Marysville School District students competed in a cooking competition as part of the Future Chefs challenge on March 21.

“This is our second annual Future Chefs event,” said Latoya Morris, director of the child nutrition department at the school district.

“They submit the recipes and we pick out the kids from all the schools that are participating to come down for the competition,” she said.

Students go to Marysville-Pilchuck High School’s cafeteria and have two hours to make their dish.

The winner of the competition gets to see their food item on school menus for a month.

“We buy all the items they need, give them shirts and set them up with a co-chef to work with our future chefs,” said Morris.

After they’re done cooking their food, they present it to the panel of judges, which is made up of school district officials.

“The hardest part is that everyone can’t win first place,” said Morris.

There were a couple of small changes implemented this year, such as much of the preparation being done in the cafeteria.

“We’re bringing them out of the kitchen so that all the parents can see their kids,” said Morris.

Morris said there were many interesting recipes submitted this year.

“This year we’re doing a fiesta theme,” she said, “and they came up with some really cool items.”

Sunnyside Elementary student Lillie Hedge made baked chicken chimichangas for the competition.

“I just like chicken and it’s healthier baked because it’s not fried,” she said.

She enjoyed the competition. “I just like the cooking involved,” she said.

Liberty Elementary student Cale Bennett made a southwest salad with creamy cilantro dressing.

“We found it in one of our old cookbooks,” he said.

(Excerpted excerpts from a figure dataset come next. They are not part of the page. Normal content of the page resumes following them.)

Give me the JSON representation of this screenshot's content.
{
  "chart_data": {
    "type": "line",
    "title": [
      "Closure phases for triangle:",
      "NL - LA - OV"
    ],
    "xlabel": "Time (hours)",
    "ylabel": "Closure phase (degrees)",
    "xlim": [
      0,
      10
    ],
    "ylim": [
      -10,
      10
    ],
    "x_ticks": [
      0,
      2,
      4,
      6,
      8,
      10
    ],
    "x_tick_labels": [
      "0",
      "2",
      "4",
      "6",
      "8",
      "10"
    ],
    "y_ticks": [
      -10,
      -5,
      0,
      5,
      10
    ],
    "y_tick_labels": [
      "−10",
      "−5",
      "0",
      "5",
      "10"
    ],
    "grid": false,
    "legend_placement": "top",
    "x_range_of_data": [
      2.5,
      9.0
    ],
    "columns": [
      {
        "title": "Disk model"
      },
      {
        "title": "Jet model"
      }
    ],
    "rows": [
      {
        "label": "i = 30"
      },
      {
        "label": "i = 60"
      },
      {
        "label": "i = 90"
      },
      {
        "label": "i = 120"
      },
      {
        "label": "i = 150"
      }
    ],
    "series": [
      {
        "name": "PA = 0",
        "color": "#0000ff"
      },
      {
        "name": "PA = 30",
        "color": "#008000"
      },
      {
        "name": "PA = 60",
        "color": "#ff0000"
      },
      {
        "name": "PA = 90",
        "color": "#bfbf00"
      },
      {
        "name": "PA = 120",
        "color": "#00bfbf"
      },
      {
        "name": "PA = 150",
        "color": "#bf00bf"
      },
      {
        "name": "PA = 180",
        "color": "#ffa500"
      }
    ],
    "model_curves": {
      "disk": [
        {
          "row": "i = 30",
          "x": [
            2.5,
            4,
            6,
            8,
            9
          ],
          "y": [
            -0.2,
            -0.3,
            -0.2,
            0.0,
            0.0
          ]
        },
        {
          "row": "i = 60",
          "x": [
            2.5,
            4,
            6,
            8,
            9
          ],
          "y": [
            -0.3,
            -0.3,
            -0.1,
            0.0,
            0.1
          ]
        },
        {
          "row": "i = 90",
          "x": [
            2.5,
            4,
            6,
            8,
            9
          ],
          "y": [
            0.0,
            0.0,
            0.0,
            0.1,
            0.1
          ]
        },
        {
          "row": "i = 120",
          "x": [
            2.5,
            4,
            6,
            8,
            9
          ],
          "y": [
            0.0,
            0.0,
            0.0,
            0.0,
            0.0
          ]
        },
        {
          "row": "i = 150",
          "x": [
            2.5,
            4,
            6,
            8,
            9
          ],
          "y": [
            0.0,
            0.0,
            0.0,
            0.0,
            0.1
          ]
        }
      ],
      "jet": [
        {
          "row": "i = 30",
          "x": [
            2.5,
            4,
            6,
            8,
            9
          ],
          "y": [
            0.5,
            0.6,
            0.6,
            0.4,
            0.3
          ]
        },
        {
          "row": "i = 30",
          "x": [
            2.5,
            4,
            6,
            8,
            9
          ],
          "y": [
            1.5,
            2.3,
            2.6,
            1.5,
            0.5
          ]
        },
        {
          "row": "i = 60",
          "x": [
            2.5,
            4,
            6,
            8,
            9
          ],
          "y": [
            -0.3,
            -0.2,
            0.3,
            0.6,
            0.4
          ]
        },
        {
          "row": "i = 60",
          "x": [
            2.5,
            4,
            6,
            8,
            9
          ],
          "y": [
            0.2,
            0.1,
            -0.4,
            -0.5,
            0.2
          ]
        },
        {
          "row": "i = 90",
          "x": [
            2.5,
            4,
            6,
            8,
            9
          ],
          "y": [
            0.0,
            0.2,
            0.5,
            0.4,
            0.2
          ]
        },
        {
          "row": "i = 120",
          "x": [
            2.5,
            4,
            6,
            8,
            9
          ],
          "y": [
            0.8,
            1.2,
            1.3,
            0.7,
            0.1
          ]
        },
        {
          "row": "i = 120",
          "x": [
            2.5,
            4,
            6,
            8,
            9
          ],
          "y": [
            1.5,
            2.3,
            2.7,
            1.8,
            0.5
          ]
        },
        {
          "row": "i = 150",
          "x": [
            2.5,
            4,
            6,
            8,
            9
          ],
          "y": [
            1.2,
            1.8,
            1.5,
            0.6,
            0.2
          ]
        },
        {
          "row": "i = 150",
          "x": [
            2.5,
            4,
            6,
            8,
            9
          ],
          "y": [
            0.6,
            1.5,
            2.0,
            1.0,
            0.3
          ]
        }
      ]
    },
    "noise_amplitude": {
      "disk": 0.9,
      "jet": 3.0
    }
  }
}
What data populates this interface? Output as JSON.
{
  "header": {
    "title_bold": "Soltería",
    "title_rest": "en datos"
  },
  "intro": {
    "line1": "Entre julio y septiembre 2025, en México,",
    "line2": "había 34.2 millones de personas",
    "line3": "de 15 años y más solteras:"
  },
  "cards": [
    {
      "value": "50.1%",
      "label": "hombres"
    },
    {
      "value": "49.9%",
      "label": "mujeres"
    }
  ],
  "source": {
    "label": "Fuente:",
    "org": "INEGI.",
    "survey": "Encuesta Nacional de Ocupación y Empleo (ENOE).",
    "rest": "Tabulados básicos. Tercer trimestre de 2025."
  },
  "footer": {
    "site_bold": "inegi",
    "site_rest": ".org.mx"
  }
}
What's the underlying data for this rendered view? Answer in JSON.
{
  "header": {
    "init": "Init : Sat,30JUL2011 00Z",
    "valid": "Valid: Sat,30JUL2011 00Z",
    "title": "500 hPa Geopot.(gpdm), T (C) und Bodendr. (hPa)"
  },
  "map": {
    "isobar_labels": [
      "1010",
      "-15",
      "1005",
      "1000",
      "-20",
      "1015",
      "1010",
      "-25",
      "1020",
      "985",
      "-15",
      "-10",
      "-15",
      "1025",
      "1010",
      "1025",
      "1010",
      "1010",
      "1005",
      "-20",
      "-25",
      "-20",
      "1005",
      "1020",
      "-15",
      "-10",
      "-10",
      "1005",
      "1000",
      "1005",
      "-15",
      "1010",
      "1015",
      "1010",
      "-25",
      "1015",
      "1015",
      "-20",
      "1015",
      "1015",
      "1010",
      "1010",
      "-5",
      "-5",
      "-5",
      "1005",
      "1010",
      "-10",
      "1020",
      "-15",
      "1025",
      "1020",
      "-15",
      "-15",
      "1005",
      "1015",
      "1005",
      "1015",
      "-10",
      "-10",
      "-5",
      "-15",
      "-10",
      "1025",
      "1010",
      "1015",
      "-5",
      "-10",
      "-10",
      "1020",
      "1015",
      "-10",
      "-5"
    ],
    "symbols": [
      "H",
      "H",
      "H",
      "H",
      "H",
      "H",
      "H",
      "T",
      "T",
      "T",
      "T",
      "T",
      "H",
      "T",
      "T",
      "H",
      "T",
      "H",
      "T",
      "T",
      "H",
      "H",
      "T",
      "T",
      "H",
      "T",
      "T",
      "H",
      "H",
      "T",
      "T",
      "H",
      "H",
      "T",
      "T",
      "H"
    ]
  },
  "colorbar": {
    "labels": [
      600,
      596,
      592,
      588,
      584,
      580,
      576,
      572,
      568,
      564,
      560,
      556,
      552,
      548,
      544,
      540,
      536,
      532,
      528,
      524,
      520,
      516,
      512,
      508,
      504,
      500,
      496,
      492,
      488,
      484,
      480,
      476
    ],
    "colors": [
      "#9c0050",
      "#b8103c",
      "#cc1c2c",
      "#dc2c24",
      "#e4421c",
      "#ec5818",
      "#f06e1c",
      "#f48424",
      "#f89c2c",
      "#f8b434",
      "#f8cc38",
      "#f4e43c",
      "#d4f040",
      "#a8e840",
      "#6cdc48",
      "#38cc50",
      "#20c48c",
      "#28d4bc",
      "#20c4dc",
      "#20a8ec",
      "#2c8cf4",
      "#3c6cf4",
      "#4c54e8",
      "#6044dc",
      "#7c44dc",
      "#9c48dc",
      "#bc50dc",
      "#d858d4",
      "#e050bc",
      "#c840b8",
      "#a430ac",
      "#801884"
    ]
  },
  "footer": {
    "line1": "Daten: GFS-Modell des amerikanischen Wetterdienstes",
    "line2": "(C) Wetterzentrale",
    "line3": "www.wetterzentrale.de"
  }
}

Bennett also said he enjoyed the contest.

“It’s a little challenging but I’m excited for it,” he said. “There’s a lot of kids out here doing a great job with their food.”

Morris said that students enjoy the competition because they get a lot of exposure to what cooking is like as a career.

“They get the experience. It’s a different field when you’re thinking about being a chef,” said Morris.

“Some kids help their moms cook and some kids never go into the kitchen, but this helps kids at least try things,” she said.

The child nutrition department likes to put the event on for the kids.

“For us it’s community involvement,” said Morris. “We get to see the parents and the school board members and other school officials.”

Many of the students also get a lot of support from their peers.

“The principals and schools are cheering them on, making signs for the students,” said Morris.